As the mining difficulty increases, it becomes harder and harder to mine Bitcoin. This means that the rate at which new Bitcoin is mined will slow down over time. In fact, it is estimated that by 2030, around 99% of all Bitcoin will have been mined. This means that the remaining 1% of Bitcoin will take over 100 years to mine.

Once all 21 million Bitcoin have been mined, the only way to obtain Bitcoin will be through buying it on the open market. This could lead to an increase in the price of Bitcoin as demand for the limited supply increases. However, it is also possible that as the supply of Bitcoin becomes limited, people may start to lose interest in it as a currency or store of value.

In conclusion, Bitcoin’s supply will run out once all 21 million Bitcoin have been mined.
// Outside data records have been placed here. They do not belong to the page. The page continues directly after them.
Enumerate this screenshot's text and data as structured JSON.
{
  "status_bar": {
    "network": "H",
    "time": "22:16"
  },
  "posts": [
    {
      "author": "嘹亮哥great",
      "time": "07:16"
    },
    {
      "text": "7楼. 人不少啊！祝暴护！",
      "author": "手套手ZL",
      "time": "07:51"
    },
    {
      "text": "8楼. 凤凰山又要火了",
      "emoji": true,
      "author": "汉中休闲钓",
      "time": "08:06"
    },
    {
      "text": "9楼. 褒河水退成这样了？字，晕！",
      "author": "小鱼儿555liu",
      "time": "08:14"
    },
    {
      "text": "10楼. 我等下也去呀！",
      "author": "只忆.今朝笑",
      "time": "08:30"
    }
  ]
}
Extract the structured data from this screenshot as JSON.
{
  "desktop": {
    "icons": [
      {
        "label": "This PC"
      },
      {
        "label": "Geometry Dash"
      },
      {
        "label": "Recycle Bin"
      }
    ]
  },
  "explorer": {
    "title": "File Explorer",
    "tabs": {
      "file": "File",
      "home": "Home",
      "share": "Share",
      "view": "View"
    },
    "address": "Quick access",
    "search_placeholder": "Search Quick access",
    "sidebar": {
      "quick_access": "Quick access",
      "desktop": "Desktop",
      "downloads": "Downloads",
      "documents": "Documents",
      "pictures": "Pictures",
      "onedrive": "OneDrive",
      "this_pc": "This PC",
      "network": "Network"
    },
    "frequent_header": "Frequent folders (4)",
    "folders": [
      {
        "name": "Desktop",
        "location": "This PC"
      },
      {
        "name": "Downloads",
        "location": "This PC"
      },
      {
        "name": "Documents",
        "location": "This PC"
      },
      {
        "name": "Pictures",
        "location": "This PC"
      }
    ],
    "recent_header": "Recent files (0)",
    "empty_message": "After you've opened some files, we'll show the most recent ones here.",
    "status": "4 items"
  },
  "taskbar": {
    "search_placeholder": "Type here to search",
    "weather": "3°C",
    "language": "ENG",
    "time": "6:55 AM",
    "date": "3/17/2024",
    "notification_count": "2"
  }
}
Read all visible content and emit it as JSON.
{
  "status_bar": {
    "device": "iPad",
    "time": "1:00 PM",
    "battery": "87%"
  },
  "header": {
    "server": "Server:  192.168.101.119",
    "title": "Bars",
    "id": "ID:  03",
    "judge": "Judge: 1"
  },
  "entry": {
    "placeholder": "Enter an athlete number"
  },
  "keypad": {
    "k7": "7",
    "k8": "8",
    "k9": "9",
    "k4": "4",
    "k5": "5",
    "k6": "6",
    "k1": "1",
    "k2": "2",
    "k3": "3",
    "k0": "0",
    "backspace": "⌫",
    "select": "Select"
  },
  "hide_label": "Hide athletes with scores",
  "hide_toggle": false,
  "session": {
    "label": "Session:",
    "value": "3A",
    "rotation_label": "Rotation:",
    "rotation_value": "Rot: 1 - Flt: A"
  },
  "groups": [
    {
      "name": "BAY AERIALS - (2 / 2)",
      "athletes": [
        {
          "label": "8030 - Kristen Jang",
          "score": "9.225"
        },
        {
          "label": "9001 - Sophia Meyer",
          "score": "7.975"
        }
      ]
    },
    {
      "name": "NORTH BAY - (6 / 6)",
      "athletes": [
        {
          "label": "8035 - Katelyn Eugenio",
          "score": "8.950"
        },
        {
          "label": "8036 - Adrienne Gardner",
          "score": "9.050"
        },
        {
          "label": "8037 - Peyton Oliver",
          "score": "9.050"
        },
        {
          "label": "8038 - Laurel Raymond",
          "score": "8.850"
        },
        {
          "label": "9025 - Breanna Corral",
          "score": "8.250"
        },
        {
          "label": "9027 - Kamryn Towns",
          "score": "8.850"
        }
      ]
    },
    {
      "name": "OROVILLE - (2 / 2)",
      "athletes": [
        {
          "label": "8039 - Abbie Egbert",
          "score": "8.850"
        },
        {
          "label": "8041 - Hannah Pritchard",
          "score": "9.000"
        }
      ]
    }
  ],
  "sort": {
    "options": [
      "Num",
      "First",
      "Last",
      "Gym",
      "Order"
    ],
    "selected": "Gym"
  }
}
Based on the current block reward of 6.25 Bitcoin per block, the last Bitcoin is estimated to be mined around the year 2140. However, the rate at which new Bitcoin is mined is not constant and will slow down over time as the mining difficulty increases. As the supply of Bitcoin becomes limited, its price may increase, but it is also possible that interest in Bitcoin may decrease. Only time will tell what the future holds for Bitcoin and its limited supply.